Le manioc est le 3e aliment riche en calorie après le riz et le maïs. C’est l’un des aliments les plus consommés en Afrique subsaharienne du fait de sa diversité de transformation et de sa culture aisée sur les sols généreux tout comme sur des sols peu fertiles.

Consommé sous forme de racine fraiche et produits bio-transformés, le manioc fournit une riche source d’énergie, de protéines, de vitamines et de minéraux à des millions de personnes, particulièrement dans les villes en croissance rapide de la région. Selon la FAO, L’Afrique centrale fournit un tiers de toute la production agricole de manioc en Afrique.

D’un point de vue commercial, le manioc a l’avantage d’être vendu des feuilles aux racines. Le tubercule compte une série d’applications industrielles qui lui confèrent un fort potentiel en matière de développement industriel rural et d’augmentation des revenus ruraux. Une fois transformés, les produits sont consommés dans les grandes villes sous forme de chikwangue,  bobolo, entre autre, et de plus en plus, ses dérivées sont convoités sur le marché international.

Le manioc est la deuxième source d’amidon après le maïs et des variétés mises au point récemment produisent un amidon très recherché par l’industriel.  La demande de manioc comme matière première pour la production de bioéthanol, un biocarburant utilisé dans les moteurs à essence est en croissance.

Que ce soit au Tchad, en République Centrafricaine, au Cameroun au Gabon ou en République Démocratique du Congo, les défis sont les mêmes.

Les premières difficultés de la filière manioc sont liées à l’accès difficiles aux variétés améliorées. Des centres de recherches autour du manioc existent. Ils ont pour mission d’améliorer le rendement en introduisant des tubercules de qualité supérieure. Seulement, il y a un écart de connaissance entre les chercheurs  et les planteurs, bien souvent analphabètes ou ignorants.

Les obstacles sont du domaine du transport. Ils sont surtout liés aux Infrastructures routières. «  Il existe une réelle difficulté pour sortir le manioc récolté depuis les zones rurales jusqu’aux zones urbaines » se désole Aminatou Sangaré, cultivatrice centrafricaine.   La logistique est un frein. Les camions utilisés ne sont pas toujours adaptés pour transporter le manioc dans des conditions adéquates et de sécurité.  « Le cout du transport est d’ailleurs trop élevé dans ces circonstances » s’offusque Miriam Ndong cultivatrice gabonaise.

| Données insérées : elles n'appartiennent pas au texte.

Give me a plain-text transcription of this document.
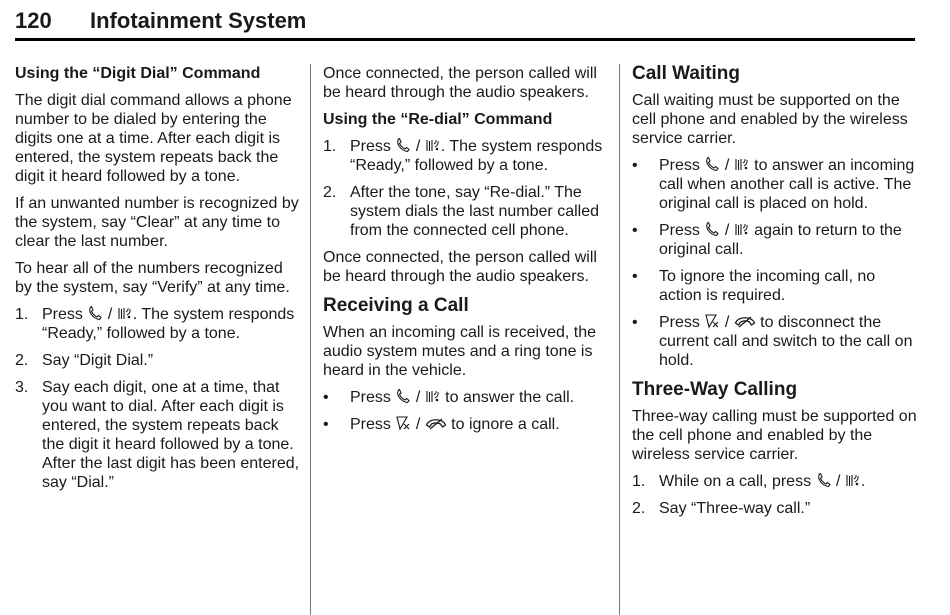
120 Infotainment System
Using the “Digit Dial” Command

The digit dial command allows a phone number to be dialed by entering the digits one at a time. After each digit is entered, the system repeats back the digit it heard followed by a tone.

If an unwanted number is recognized by the system, say “Clear” at any time to clear the last number.

To hear all of the numbers recognized by the system, say “Verify” at any time.

1. Press / . The system responds “Ready,” followed by a tone.
2. Say “Digit Dial.”
3. Say each digit, one at a time, that you want to dial. After each digit is entered, the system repeats back the digit it heard followed by a tone. After the last digit has been entered, say “Dial.”

Once connected, the person called will be heard through the audio speakers.

Using the “Re-dial” Command
1. Press / . The system responds “Ready,” followed by a tone.
2. After the tone, say “Re-dial.” The system dials the last number called from the connected cell phone.

Once connected, the person called will be heard through the audio speakers.

Receiving a Call

When an incoming call is received, the audio system mutes and a ring tone is heard in the vehicle.

• Press / to answer the call.
• Press / to ignore a call.
Call Waiting

Call waiting must be supported on the cell phone and enabled by the wireless service carrier.

• Press / to answer an incoming call when another call is active. The original call is placed on hold.
• Press / again to return to the original call.
• To ignore the incoming call, no action is required.
• Press / to disconnect the current call and switch to the call on hold.
Three-Way Calling

Three-way calling must be supported on the cell phone and enabled by the wireless service carrier.

1. While on a call, press / .
2. Say “Three-way call.”
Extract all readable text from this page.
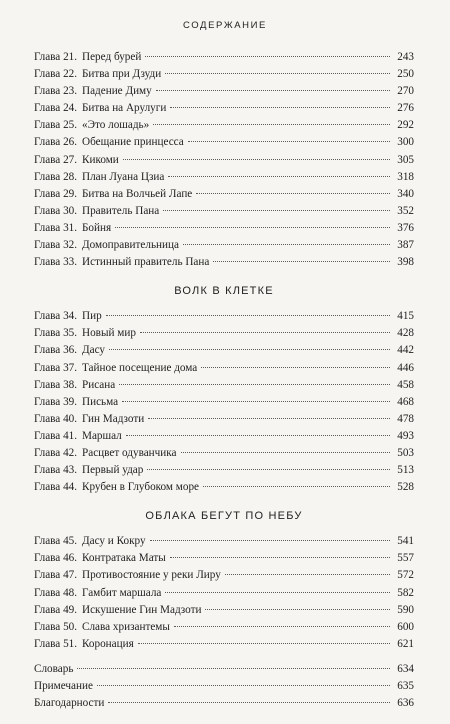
СОДЕРЖАНИЕ
Глава 21. Перед бурей	243
Глава 22. Битва при Дзуди	250
Глава 23. Падение Диму	270
Глава 24. Битва на Арулуги	276
Глава 25. «Это лошадь»	292
Глава 26. Обещание принцесса	300
Глава 27. Кикоми	305
Глава 28. План Луана Цзиа	318
Глава 29. Битва на Волчьей Лапе	340
Глава 30. Правитель Пана	352
Глава 31. Бойня	376
Глава 32. Домоправительница	387
Глава 33. Истинный правитель Пана	398
ВОЛК В КЛЕТКЕ
Глава 34. Пир	415
Глава 35. Новый мир	428
Глава 36. Дасу	442
Глава 37. Тайное посещение дома	446
Глава 38. Рисана	458
Глава 39. Письма	468
Глава 40. Гин Мадзоти	478
Глава 41. Маршал	493
Глава 42. Расцвет одуванчика	503
Глава 43. Первый удар	513
Глава 44. Крубен в Глубоком море	528
ОБЛАКА БЕГУТ ПО НЕБУ
Глава 45. Дасу и Кокру	541
Глава 46. Контратака Маты	557
Глава 47. Противостояние у реки Лиру	572
Глава 48. Гамбит маршала	582
Глава 49. Искушение Гин Мадзоти	590
Глава 50. Слава хризантемы	600
Глава 51. Коронация	621
Словарь	634
Примечание	635
Благодарности	636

Le problème de conditionnement est également là avec son lot de stress. Surtout pour les racines, denrée hautement périssable. Robertine Debemle, chef d’une petite unité de transformation du manioc au Tchad éprouve de sérieuses difficultés à conserver ses produits faute d’emballages disponibles. Les pertes dans le chiffre d’affaire, c’est pas ce qui se fait le moins rare.

Pour conclure, le manioc n’est pas que l’affaire du producteur seul en Afrique Centrale, sa chaine de valeur doit être capitalisée au mieux, en sensibilisant les jeunes notamment, pour assurer une bonne intégration économique et contribuer à sa suffisance alimentaire dans un monde où le changement climatique est la cause principale de la diminution du potentiel de production alimentaire des pays surtout les moins développés.